The full timeline is as follows:
Year | 2024 | 2025 | 2026 | 2027 | 2028 | 2029 | 2030 | 2031 | 2032 | 2033 | 2034 | 2035 |
Target | 10% | 16% | 24% | 34% | 46% | 58% | 70% | 76%* | 82%* | 88%* | 94%* | 100%* |
The only caveat to this is that the targets from 2031 are yet to be set into law, with the final consultation document saying that this will happen later in the decade. Given that the target for 2030 is at 70%, it would take something notable to change this from the current figures.
Exceptions from the targets
The targets are not universal, however, as small-scale manufacturers will be able to apply for a derogation – effectively making them exempt from the proposals. Those registering more than 999 cars or vans per year, but fewer than 2,500, will be able to apply for this derogation.
This is less likely to be relevant in the world of vans, though, as the only small-scale manufacturers are newer brands such as Morris Commercial, which is concentrating on electric vehicles.
The other exception is Special Purpose Vehicles (SPVs). Those vehicles that are ‘critical to… mobility needs’ will be exempt – think private ambulances and Wheelchair Accessible Vehicles (WAVs). Not all SPVs will be exempt, though – motor homes will not, nor are hearses.
Earned credit
There are a few other ways that manufacturers will be able to game the system. Vehicles that are registered to a vehicle sharing club – the likes of Zipcar etc – will get them 1.5 credits rather than the usual one. They have to remain on the sharing club fleet for 18 months, though, so they can’t be registered and resold swiftly. The exception to this is if the van is written off in the first 18 months of its life – if that happens then the manufacturer won’t lose its credits for that vehicle.
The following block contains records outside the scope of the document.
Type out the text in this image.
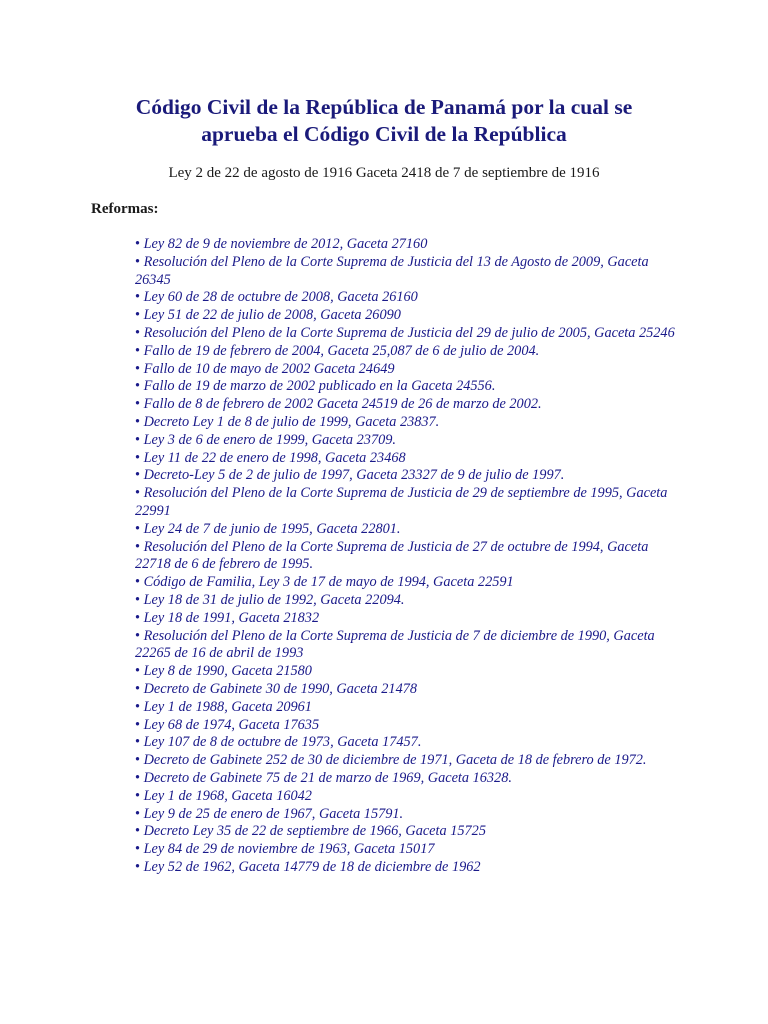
Código Civil de la República de Panamá por la cual se
aprueba el Código Civil de la República

Ley 2 de 22 de agosto de 1916 Gaceta 2418 de 7 de septiembre de 1916

Reformas:

• Ley 82 de 9 de noviembre de 2012, Gaceta 27160
• Resolución del Pleno de la Corte Suprema de Justicia del 13 de Agosto de 2009, Gaceta 26345
• Ley 60 de 28 de octubre de 2008, Gaceta 26160
• Ley 51 de 22 de julio de 2008, Gaceta 26090
• Resolución del Pleno de la Corte Suprema de Justicia del 29 de julio de 2005, Gaceta 25246
• Fallo de 19 de febrero de 2004, Gaceta 25,087 de 6 de julio de 2004.
• Fallo de 10 de mayo de 2002 Gaceta 24649
• Fallo de 19 de marzo de 2002 publicado en la Gaceta 24556.
• Fallo de 8 de febrero de 2002 Gaceta 24519 de 26 de marzo de 2002.
• Decreto Ley 1 de 8 de julio de 1999, Gaceta 23837.
• Ley 3 de 6 de enero de 1999, Gaceta 23709.
• Ley 11 de 22 de enero de 1998, Gaceta 23468
• Decreto-Ley 5 de 2 de julio de 1997, Gaceta 23327 de 9 de julio de 1997.
• Resolución del Pleno de la Corte Suprema de Justicia de 29 de septiembre de 1995, Gaceta 22991
• Ley 24 de 7 de junio de 1995, Gaceta 22801.
• Resolución del Pleno de la Corte Suprema de Justicia de 27 de octubre de 1994, Gaceta 22718 de 6 de febrero de 1995.
• Código de Familia, Ley 3 de 17 de mayo de 1994, Gaceta 22591
• Ley 18 de 31 de julio de 1992, Gaceta 22094.
• Ley 18 de 1991, Gaceta 21832
• Resolución del Pleno de la Corte Suprema de Justicia de 7 de diciembre de 1990, Gaceta 22265 de 16 de abril de 1993
• Ley 8 de 1990, Gaceta 21580
• Decreto de Gabinete 30 de 1990, Gaceta 21478
• Ley 1 de 1988, Gaceta 20961
• Ley 68 de 1974, Gaceta 17635
• Ley 107 de 8 de octubre de 1973, Gaceta 17457.
• Decreto de Gabinete 252 de 30 de diciembre de 1971, Gaceta de 18 de febrero de 1972.
• Decreto de Gabinete 75 de 21 de marzo de 1969, Gaceta 16328.
• Ley 1 de 1968, Gaceta 16042
• Ley 9 de 25 de enero de 1967, Gaceta 15791.
• Decreto Ley 35 de 22 de septiembre de 1966, Gaceta 15725
• Ley 84 de 29 de noviembre de 1963, Gaceta 15017
• Ley 52 de 1962, Gaceta 14779 de 18 de diciembre de 1962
Manufacturers will also be able to carry over credits if they sell more than their target in a particular year. If they sell 500 more EVs than they have to in one year, then their target next year is reduced by the same figure.
Wheelchair Accessible Vehicles will also gain 1.5 credits, even though they are exempt from the targets.
Brands will also be able to share their credits with one another, or become part of a ‘pool’. So if Peugeot sells 10 more than it needs to and Citroen 10 fewer, then the two will be able to share.
Reaction
Manufacturers and trade bodies were involved in honing the targets, and they largely welcome the fact that they have been listened to.
SMMT chief executive, Mike Hawes, said: ‘With less than 100 days to go, manufacturers finally have clarity on what they are required to sell next year and up to 2030. The industry is investing billions in decarbonisation and recognises the importance of this mechanism as the single most important measure to deliver net zero. Delivering the mandate will challenge the industry, despite the flexibilities now included to support pragmatic, equitable delivery given this diverse sector.’
Ford also cautiously welcomed the announcement, with Ford UK chair Lisa Brankin saying it was good to see some of its ideas reflected.
Not all are in favour of the announcement by any stretch, though, with Auto Trader commercial director Ian Plummer saying that it sent mixed messages.
‘Combined with the delay to the ban on new diesel and petrol sales until 2035, the Government is sending mixed messages in a crucial policy area. The key now will be to support consumers in making the switch. That won’t be easy given the current barriers of high upfront cost and charging infrastructure – despite the significant savings to be made from running an EV.
‘When it comes to the vans mandate, the softening of the annual targets is a pragmatic step that will provide much needed breathing room for certain manufacturers. It also gives the fleet and business sectors – the biggest van buyers – more choice while electric van technology catches up with business requirements, and electric vans become more affordable for small businesses.’